Tyler put his head on the desk, now struggling to keep his disappointment limited to a few tears and not a flood. Cami left her folders in the chair and moved to wrap her arms around her embattled lover.
“Shhhh, now,” she said compassionately. “You’re not losing me. I’ve been distant because of all the drama around the cure. I don’t want it infecting our relationship. This is just a season. It won’t last forever.”

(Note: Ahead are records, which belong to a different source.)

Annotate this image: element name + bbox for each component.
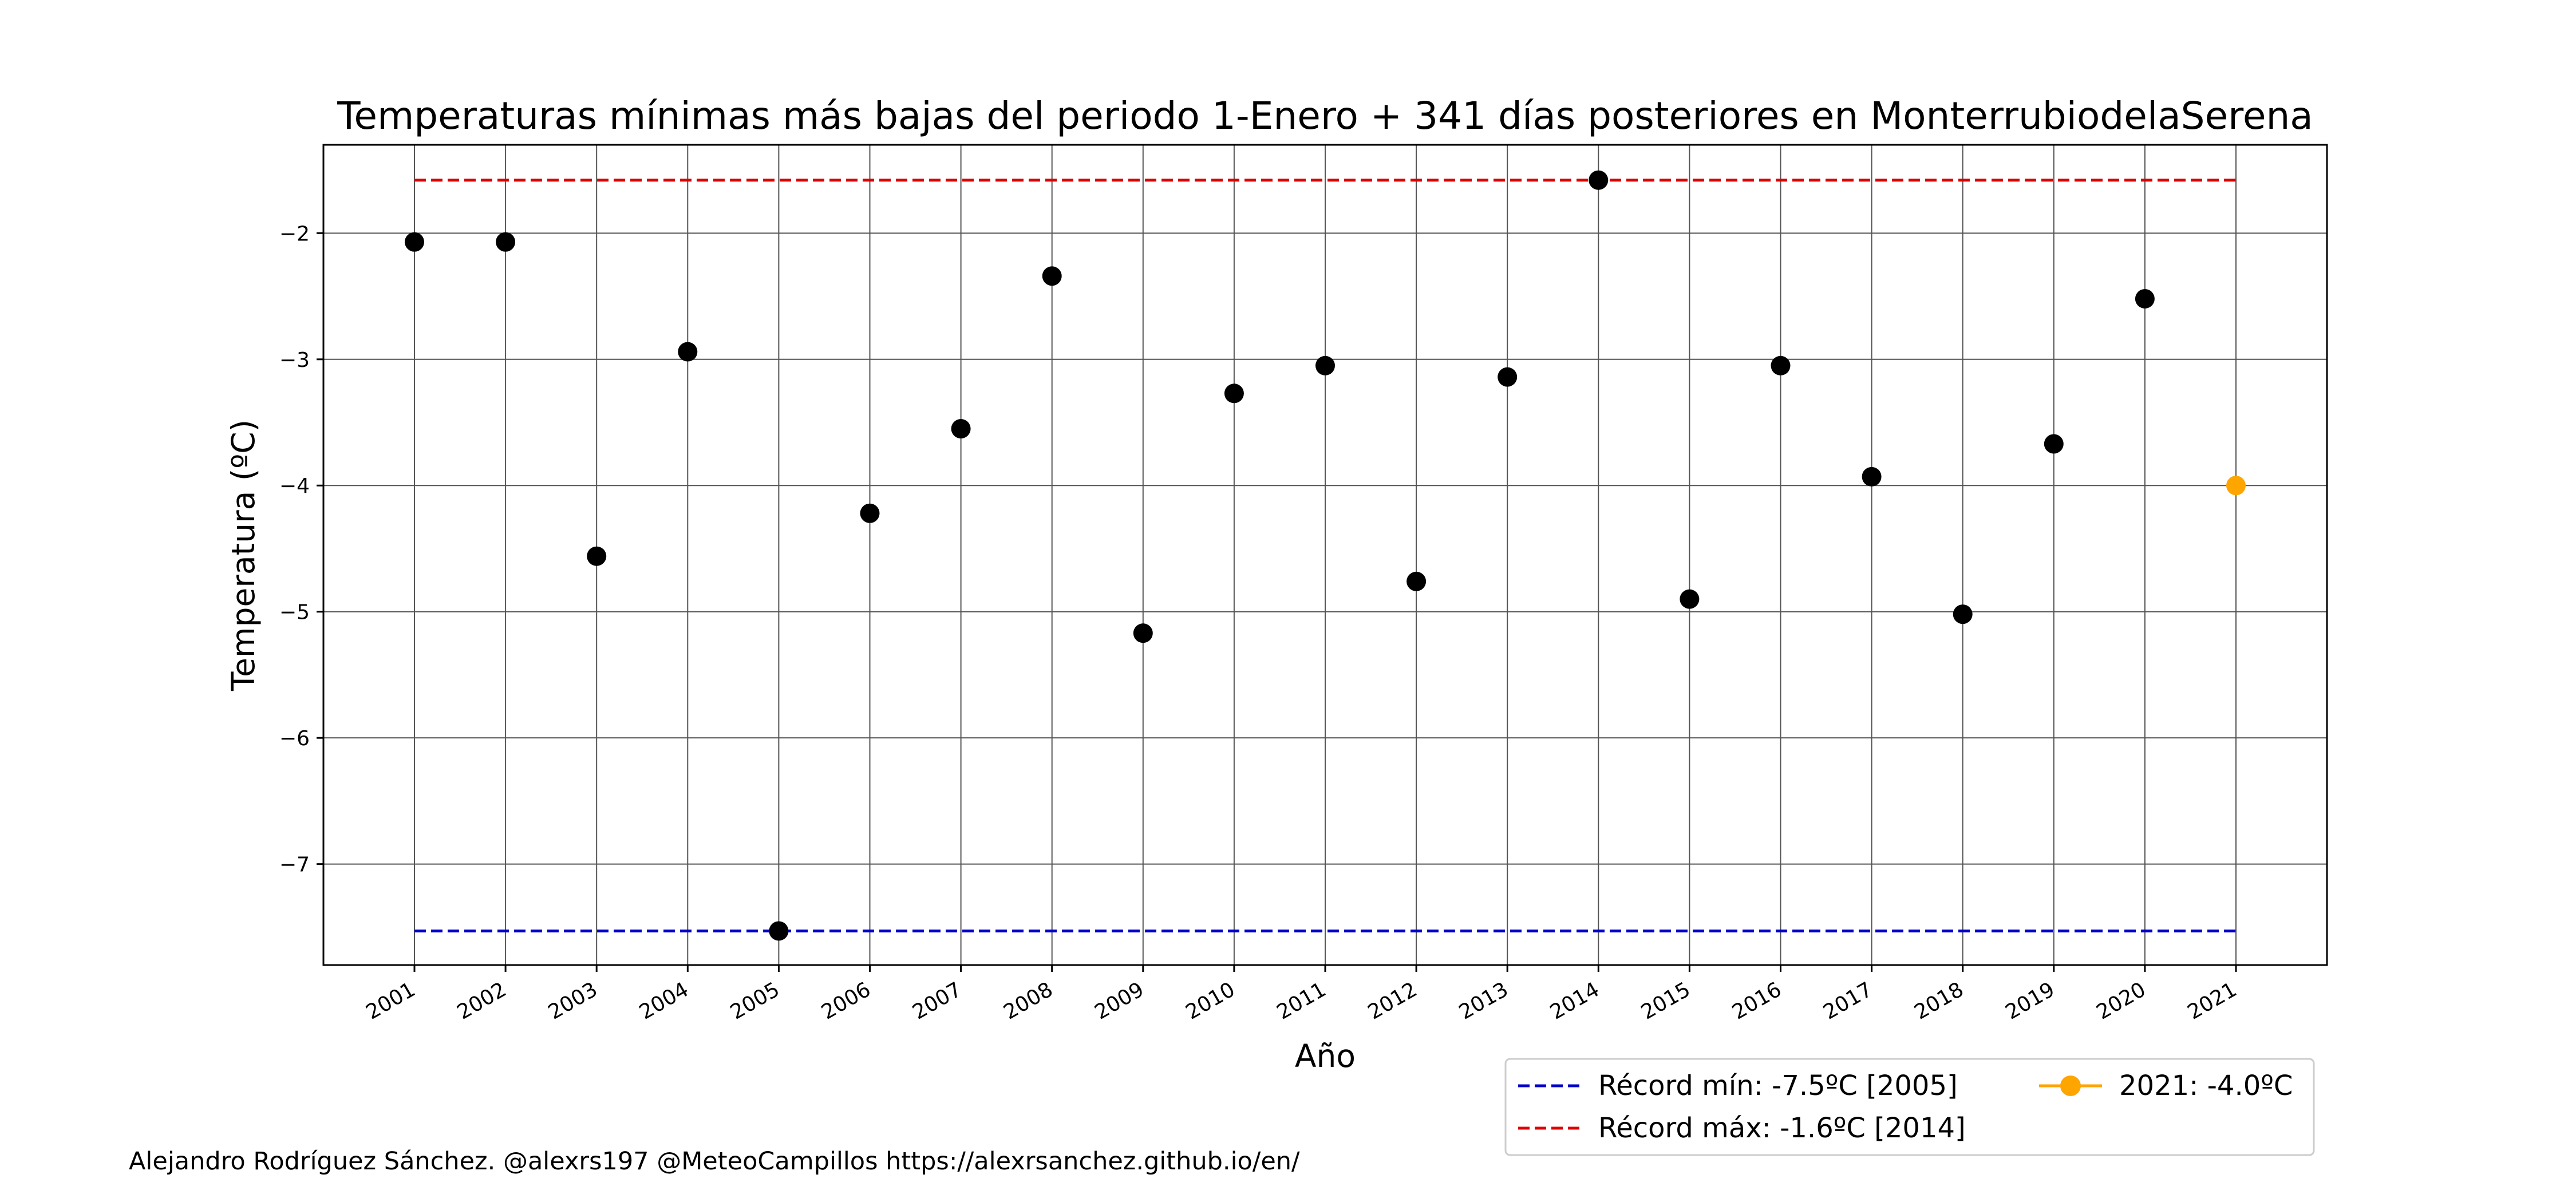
y-tick-label: −6	[279, 727, 310, 750]
chart-title: Temperaturas mínimas más bajas del perio…	[337, 94, 2313, 138]
data-point	[769, 921, 789, 941]
y-axis-ticks: −2 −3 −4 −5 −6 −7	[279, 222, 323, 877]
data-points	[405, 170, 2246, 941]
y-tick-label: −3	[279, 349, 310, 372]
data-point	[1862, 466, 1882, 487]
y-tick-label: −4	[279, 475, 310, 498]
data-point	[1406, 571, 1427, 591]
data-point	[587, 546, 607, 566]
reference-lines	[414, 179, 2236, 932]
data-point	[1133, 623, 1153, 643]
data-point	[1771, 355, 1791, 375]
legend-label-2021: 2021: -4.0ºC	[2119, 1070, 2293, 1102]
legend: Récord mín: -7.5ºC [2005] Récord máx: -1…	[1504, 1058, 2315, 1156]
data-point	[1680, 589, 1700, 609]
data-point	[1498, 367, 1518, 387]
data-point	[2135, 288, 2155, 309]
data-point	[860, 503, 880, 523]
x-axis-label: Año	[1295, 1038, 1356, 1074]
data-point	[2044, 434, 2064, 454]
data-point	[496, 232, 516, 252]
y-axis-label: Temperatura (ºC)	[225, 420, 262, 691]
y-tick-label: −5	[279, 601, 310, 624]
legend-marker-2021	[2060, 1076, 2081, 1096]
legend-label-record-min: Récord mín: -7.5ºC [2005]	[1598, 1070, 1958, 1102]
legend-box	[1504, 1058, 2315, 1156]
data-point	[1224, 383, 1244, 404]
data-point	[1315, 355, 1335, 375]
grid	[323, 145, 2327, 965]
legend-label-record-max: Récord máx: -1.6ºC [2014]	[1598, 1112, 1966, 1144]
y-tick-label: −7	[279, 853, 310, 877]
data-point	[1042, 266, 1062, 286]
data-point-current-year	[2226, 476, 2246, 496]
data-point	[951, 419, 971, 439]
data-point	[1953, 604, 1973, 624]
credit-text: Alejandro Rodríguez Sánchez. @alexrs197 …	[129, 1147, 1300, 1176]
data-point	[678, 342, 698, 362]
data-point	[1589, 170, 1609, 190]
data-point	[405, 232, 424, 252]
y-tick-label: −2	[279, 222, 310, 246]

Tyler lifted his head and wiped a few tears from the corner of his eye. Placing his hand on her face, he kissed her, letting his lips linger on hers. She returned his sweet kisses, feeling the calm surety of his love return between them. She tried to control her thoughts, but soon she was thinking of Eddie, and how he would have had his hand on her head at this point, bending her toward his cock. Tyler would never presume to do that to her. Maybe that was the problem.
Reaching down, Cami let her hand run over Tyler’s pants, her wiggling fingers trying to stimulate some interest. She moved her body in rhythm with her kisses, wanting to transform the energy of his sadness into fuel for his passion. She reached for his zipper, but he put his hand on top of hers, stopping the flow of the moment.
Tyler spoke with feather soft words tinged in regret. “I have to see Rachel tonight. Kendra’s daughter’s baby is due at any time and even though we are divorced, Rachel has the right to know what’s going on. She may be a grandmother soon.”
“Can’t you call her on the phone?” Cami asked, moving his hand to the side, continuing to try to rub some life into her lover’s flaccid member. “The baby’s not coming right now.”